Other Fe-PDI complexes have also been disclosed. U.S. Pat. No. 5,955,555 discloses the synthesis of certain iron or cobalt PDI dianion complexes. The preferred anions are chloride, bromide and tetrafluoroborate. U.S. Pat. No. 7,442,819 discloses iron and cobalt complexes of certain tricyclic ligands containing a “pyridine” ring substituted with two imino groups. U.S. Pat. Nos. 6,461,994, 6,657,026 and 7,148,304 disclose several catalyst systems containing certain transitional metal-PDI complexes. U.S. Pat. No. 7,053,020 discloses a catalyst system containing, inter alia, one or more bisarylimino pyridine iron or cobalt catalyst. However, the catalysts and catalyst systems disclosed in these references are described for use in the context of olefin polymerizations and/or oligomerisations, not in the context of hydrosilylation reactions.
Recently new and inexpensive Fe, Ni, Co and Mn complexes containing a terdentate nitrogen ligand have been found to selectively catalyze hydrosilylation reactions, as described in U.S. Patent Application Publication Nos. 20110009573 and 20110009565, the contents of which are incorporated herein by reference in their entirety. In addition to their low cost and high selectivity, the advantage of these catalysts is that they can catalyze hydrosilylation reactions at room temperature while precious metal based catalysts typically work only at elevated temperatures.
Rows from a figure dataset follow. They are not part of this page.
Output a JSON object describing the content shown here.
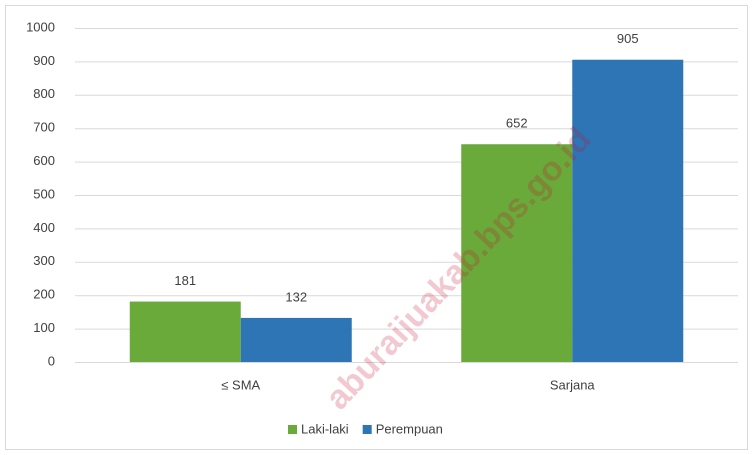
{
  "chart_data": {
    "type": "bar",
    "categories": [
      "≤ SMA",
      "Sarjana"
    ],
    "series": [
      {
        "name": "Laki-laki",
        "color": "#6aaa3a",
        "values": [
          181,
          652
        ]
      },
      {
        "name": "Perempuan",
        "color": "#2e75b6",
        "values": [
          132,
          905
        ]
      }
    ],
    "ylim": [
      0,
      1000
    ],
    "yticks": [
      0,
      100,
      200,
      300,
      400,
      500,
      600,
      700,
      800,
      900,
      1000
    ],
    "grid": true,
    "legend": "bottom",
    "watermark": "aburaijuakab.bps.go.id"
  }
}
A restriction of these new non-precious metal-based catalysts, however, is that they are normally air and moisture sensitive, thus may not perform well if exposed to air or moisture prior to their use. For this reason, these catalysts are typically prepared and stored under inert conditions. Since it is difficult to keep reaction mixtures under inert conditions, such as a nitrogen blanket, on a commercial scale, the manufacturing of these catalysts in an industrial setting may be economically prohibitive. Accordingly, there is a need in the industry for non-precious metal-based catalysts that do not require manufacturing and storing under inert conditions.
Methods are known in the art to activate catalyst precursors in-situ. The most well known example is the activation of Ziegler-Natta catalyst by Methylaluminoxane (MAO) for the production of polypropylene from propene (Y. V. Kissin Alkene Polymerization Reactions with Transition Metal Catalysts, Elsevier, 2008, Chapter 4).
U.S. Pat. No. 5,955,555 discloses the activation of certain iron or cobalt PDI dianion complexes by polymethylaluminoxane (PMAO) for olefin polymerization. U.S. Pat. No. 4,729,821 discloses the in-situ activation of Ni-catalysts by applied electrical potentials for the hydrogenolysis of ethane and ethylene.
Martinez et al. demonstrated the in-situ activation of a [RuCl2(p-cym)]2 complex by phosphine ligands in a C—C bond formation reaction via C—H bond activation of aryl-compounds (J. Am. Chem. Soc, 2009, 131, 7887).
Yi et al. described the in-situ formation of cationic Ruthenium hydride complexes which catalyze the regioselective intermolecular coupling reaction of Arylketones and Alkenes involving C—H bond activation (Organometallics, 2009, 28, 426).
However, the in-situ activation of non-precious metal-based catalysts for hydrosilation reactions has not been known to the knowledge of the present inventors. Accordingly, there is a continuing need in the hydrosilylation industry for such methods. The present invention provides an answer to that need.